Le maggiori aziende impegnate nello sviluppo dell’intelligenza artificiale – tra cui NVIDIA, AMD, Microsoft, Google, Meta – hanno davanti una sfida cruciale: ridurre drasticamente le emissioni legate ai loro processori attraverso l’impiego esclusivo o prevalente di energie rinnovabili come solare ed eolico lungo tutte le catene produttive e operative.
Solo così sarà possibile frenare l’aumento globale delle emissioni nocive proprio nel momento in cui serve tagliare rapidamente gas serra responsabili del cambiamento climatico. “Questo impegno deve coinvolgere fornitori diretti ma anche partner indiretti, creando circuitazioni virtuose capaci di incidere concretamente sui bilanci energetico-ambientali.”

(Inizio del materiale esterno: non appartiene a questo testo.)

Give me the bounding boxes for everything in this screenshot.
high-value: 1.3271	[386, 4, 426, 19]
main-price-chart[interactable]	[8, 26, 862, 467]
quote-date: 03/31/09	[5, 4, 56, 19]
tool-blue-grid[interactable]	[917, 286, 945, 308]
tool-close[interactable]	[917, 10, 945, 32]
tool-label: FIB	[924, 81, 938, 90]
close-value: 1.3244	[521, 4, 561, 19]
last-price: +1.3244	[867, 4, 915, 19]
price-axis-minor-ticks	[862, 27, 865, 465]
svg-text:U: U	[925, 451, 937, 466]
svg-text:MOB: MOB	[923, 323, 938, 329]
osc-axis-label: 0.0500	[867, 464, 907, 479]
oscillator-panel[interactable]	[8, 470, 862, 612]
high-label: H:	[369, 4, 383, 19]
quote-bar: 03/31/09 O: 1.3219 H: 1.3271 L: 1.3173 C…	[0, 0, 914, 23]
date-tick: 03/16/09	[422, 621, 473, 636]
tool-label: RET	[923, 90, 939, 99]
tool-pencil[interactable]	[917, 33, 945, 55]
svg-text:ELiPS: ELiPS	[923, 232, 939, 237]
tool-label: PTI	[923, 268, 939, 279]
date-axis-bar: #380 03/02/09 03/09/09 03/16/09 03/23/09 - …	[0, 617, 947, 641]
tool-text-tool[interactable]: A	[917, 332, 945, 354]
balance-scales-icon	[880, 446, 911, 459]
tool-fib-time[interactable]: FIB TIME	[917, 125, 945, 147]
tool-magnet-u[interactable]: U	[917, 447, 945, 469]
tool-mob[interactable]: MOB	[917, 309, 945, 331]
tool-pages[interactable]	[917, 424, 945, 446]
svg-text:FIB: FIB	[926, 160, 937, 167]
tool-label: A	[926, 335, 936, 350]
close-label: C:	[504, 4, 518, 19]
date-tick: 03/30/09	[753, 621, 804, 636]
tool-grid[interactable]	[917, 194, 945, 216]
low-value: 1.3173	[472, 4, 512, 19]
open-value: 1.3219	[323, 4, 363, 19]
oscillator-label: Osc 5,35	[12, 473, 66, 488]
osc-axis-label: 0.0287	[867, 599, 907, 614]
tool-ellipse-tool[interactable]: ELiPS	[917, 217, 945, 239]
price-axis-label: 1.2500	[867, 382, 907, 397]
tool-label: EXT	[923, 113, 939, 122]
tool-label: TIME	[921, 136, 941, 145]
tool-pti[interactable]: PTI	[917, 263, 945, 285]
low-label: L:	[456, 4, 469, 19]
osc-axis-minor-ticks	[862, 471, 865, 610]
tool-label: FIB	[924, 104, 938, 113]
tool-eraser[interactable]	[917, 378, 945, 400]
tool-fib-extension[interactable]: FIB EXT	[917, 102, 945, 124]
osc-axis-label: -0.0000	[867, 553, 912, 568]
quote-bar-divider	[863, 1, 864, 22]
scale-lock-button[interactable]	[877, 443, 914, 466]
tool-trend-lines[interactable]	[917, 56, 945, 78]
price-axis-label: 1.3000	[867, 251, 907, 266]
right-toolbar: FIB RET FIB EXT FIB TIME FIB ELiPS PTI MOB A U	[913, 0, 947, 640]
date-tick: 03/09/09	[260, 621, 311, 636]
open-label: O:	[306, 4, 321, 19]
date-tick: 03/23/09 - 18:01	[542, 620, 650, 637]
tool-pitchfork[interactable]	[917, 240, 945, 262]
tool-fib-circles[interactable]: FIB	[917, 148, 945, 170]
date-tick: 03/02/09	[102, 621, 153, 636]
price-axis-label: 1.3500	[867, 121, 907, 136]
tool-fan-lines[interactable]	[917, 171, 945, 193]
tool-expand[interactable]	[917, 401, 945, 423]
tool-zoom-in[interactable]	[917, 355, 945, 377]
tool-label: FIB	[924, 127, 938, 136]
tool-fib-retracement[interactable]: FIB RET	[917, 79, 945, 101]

Finora molte realtà hanno fatto passi avanti ma restiamo lontani dal traguardo necessario: utilizzare al cento percento fonti rinnovabili resta ancora un obiettivo ambizioso. Senza accelerazioni significative rischiamo invece incrementi dell’inquinamento atmosferico collegati alle attività digitali e quindi ulteriormente aggravamenti climatici e sociali enormi.
Anche chi usa quotidianamente strumenti basati sull’intelligenza artificiale può contribuire limitandone gli utilizzi superflui. Molti impiegano questi strumenti spesso senza reale necessità, talvolta solo per curiosità o divertimento, aumentando inutilmente carichi sui server globali e quindi consumi di energia e idrico maggiori degli indispensabili.
Una semplice riduzione volontaria degli accessi all’AI potrebbe abbassare il peso complessivo delle richieste sulla rete mondiale consentendo piccoli margini di riduzione ambientale positiva. “Se ciascun utente provasse ad abbassare l’utilizzo minimo anche soltanto dell’un percento sarebbe già un passo avanti verso meno sprechi digitali e minore pressione sulle risorse naturali.”
In tempi segnati come quelli attuali dove “cambiamento climatico” rimane tema centrale nelle agende pubbliche private individuali sono necessari sforzi diffusi anche nelle abitudini comuni: ogni gesto conta quando parliamo della salute del pianeta.